Wednesday, January 25, 2012
This article has been written by Liz Davies, a guest writer on my blog!
Daily activity is an important piece of a healthy existence for anyone, and it is just as essential for cancer survivors as it is for people who have never seen the disease. Cancer does not discriminate against anyone and neither do the benefits from exercise. Daily activity is powerfully linked with a decreased probability for reoccurrence of cancer paired with an increased life expectancy.
These are not the only benefits from exercise. Physical activity also decreases the uncomfortable symptoms of cancer treatments such as depression, nausea and fatigue. In general, physical activity enhances the immune system which is critical for patients who are fighting the disease and others who are trying to evade infection or anything else that could be health compromising.
Being overweight and leading an inactive lifestyle are connected to a variety of different diseases, including many cancers. It is imperative to lose the extra pounds or stop it from ever becoming an issue. This is overwhelmingly right for hormone-dependent cancers since daily activity provides regulation of the endocrine system. The stress hormone, cortisol, causes weight gain and be conquered by an average amount of physical activity.
Other ways that daily activity will provide benefits after cancer:
- Allows deep and restful sleep throughout the night
- Cures imbalances in musculature
- Detoxifies the body (this is especially key after toxic chemotherapy)

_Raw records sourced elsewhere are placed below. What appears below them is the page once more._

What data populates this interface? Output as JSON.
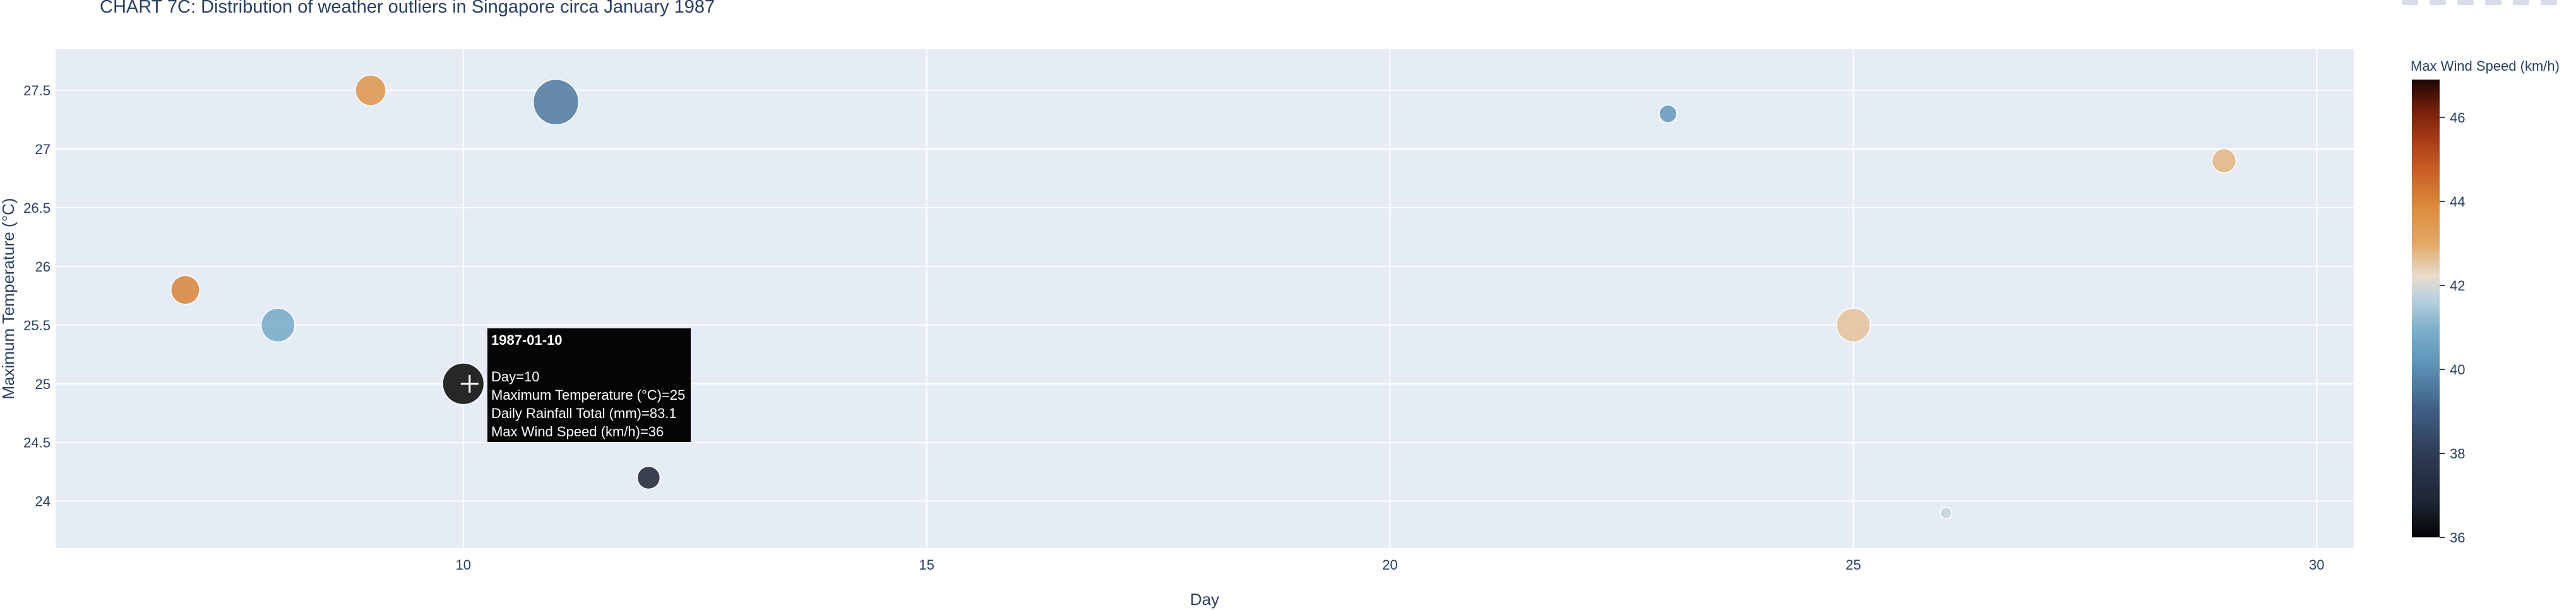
{
  "chart_data": {
    "type": "scatter",
    "title": "CHART 7C: Distribution of weather outliers in Singapore circa January 1987",
    "xlabel": "Day",
    "ylabel": "Maximum Temperature (°C)",
    "xlim": [
      5.6,
      30.4
    ],
    "ylim": [
      23.6,
      27.85
    ],
    "x_ticks": [
      10,
      15,
      20,
      25,
      30
    ],
    "y_ticks": [
      24,
      24.5,
      25,
      25.5,
      26,
      26.5,
      27,
      27.5
    ],
    "size_field": "Daily Rainfall Total (mm)",
    "color_field": "Max Wind Speed (km/h)",
    "points": [
      {
        "x": 7,
        "y": 25.8,
        "wind": 44.0,
        "rain": 40
      },
      {
        "x": 8,
        "y": 25.5,
        "wind": 40.8,
        "rain": 55
      },
      {
        "x": 9,
        "y": 27.5,
        "wind": 43.6,
        "rain": 45
      },
      {
        "x": 10,
        "y": 25.0,
        "wind": 36.0,
        "rain": 83.1
      },
      {
        "x": 11,
        "y": 27.4,
        "wind": 39.6,
        "rain": 100
      },
      {
        "x": 12,
        "y": 24.2,
        "wind": 36.8,
        "rain": 25
      },
      {
        "x": 23,
        "y": 27.3,
        "wind": 40.3,
        "rain": 15
      },
      {
        "x": 25,
        "y": 25.5,
        "wind": 42.6,
        "rain": 55
      },
      {
        "x": 26,
        "y": 23.9,
        "wind": 41.8,
        "rain": 5
      },
      {
        "x": 29,
        "y": 26.9,
        "wind": 42.8,
        "rain": 28
      }
    ],
    "colorbar": {
      "title": "Max Wind Speed (km/h)",
      "range": [
        36,
        46.9
      ],
      "ticks": [
        36,
        38,
        40,
        42,
        44,
        46
      ],
      "colorscale": [
        [
          0.0,
          "#050505"
        ],
        [
          0.08,
          "#1e2536"
        ],
        [
          0.18,
          "#2e3b55"
        ],
        [
          0.28,
          "#3f5f86"
        ],
        [
          0.38,
          "#5f93b8"
        ],
        [
          0.45,
          "#7aaecb"
        ],
        [
          0.52,
          "#b8d0dd"
        ],
        [
          0.57,
          "#e8dccb"
        ],
        [
          0.64,
          "#e3a969"
        ],
        [
          0.72,
          "#dd8c3d"
        ],
        [
          0.8,
          "#c95f26"
        ],
        [
          0.87,
          "#a83a16"
        ],
        [
          0.94,
          "#6e1d0b"
        ],
        [
          1.0,
          "#1a0504"
        ]
      ]
    },
    "hover": {
      "date": "1987-01-10",
      "lines": [
        "Day=10",
        "Maximum Temperature (°C)=25",
        "Daily Rainfall Total (mm)=83.1",
        "Max Wind Speed (km/h)=36"
      ]
    },
    "plot_bg": "#e5ecf6",
    "grid": true
  }
}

- Increases amount of oxygen throughout the body
- Promotes relaxation
- Overall, improves life quality
Depending on the type of cancer there are special considerations regarding recommendations and limitations when it comes to a recommended routine. A patient going through breast cancer treatment is going to have far different suggestions than someone receiving mesothelioma treatment. It is very important for cancer patients to talk to doctors and certified cancer exercise trainers before beginning an exercise regimen.
Of course it is ideal for cancer patients to find exercises that are the most enjoyable for them. This way an exercise routine will be more strictly followed. Yoga, pilates and other forms of stretching often invoke peace and harmony while offering the benefits of increased flexibility and range of motion. Other exercises like swimming and walking are often found extremely enjoyable and can be non-strenuous if need be. No matter what type of exercise it is, the important part is that physical activity is being done to improve one’s life.
Liz Davies is a recent college graduate and aspiring writer especially interested in health and wellness. She wants to make a difference in people’s lives because she sees how cancer has devastated so many people in this world. Liz also likes running, playing lacrosse, reading and playing with her dog, April.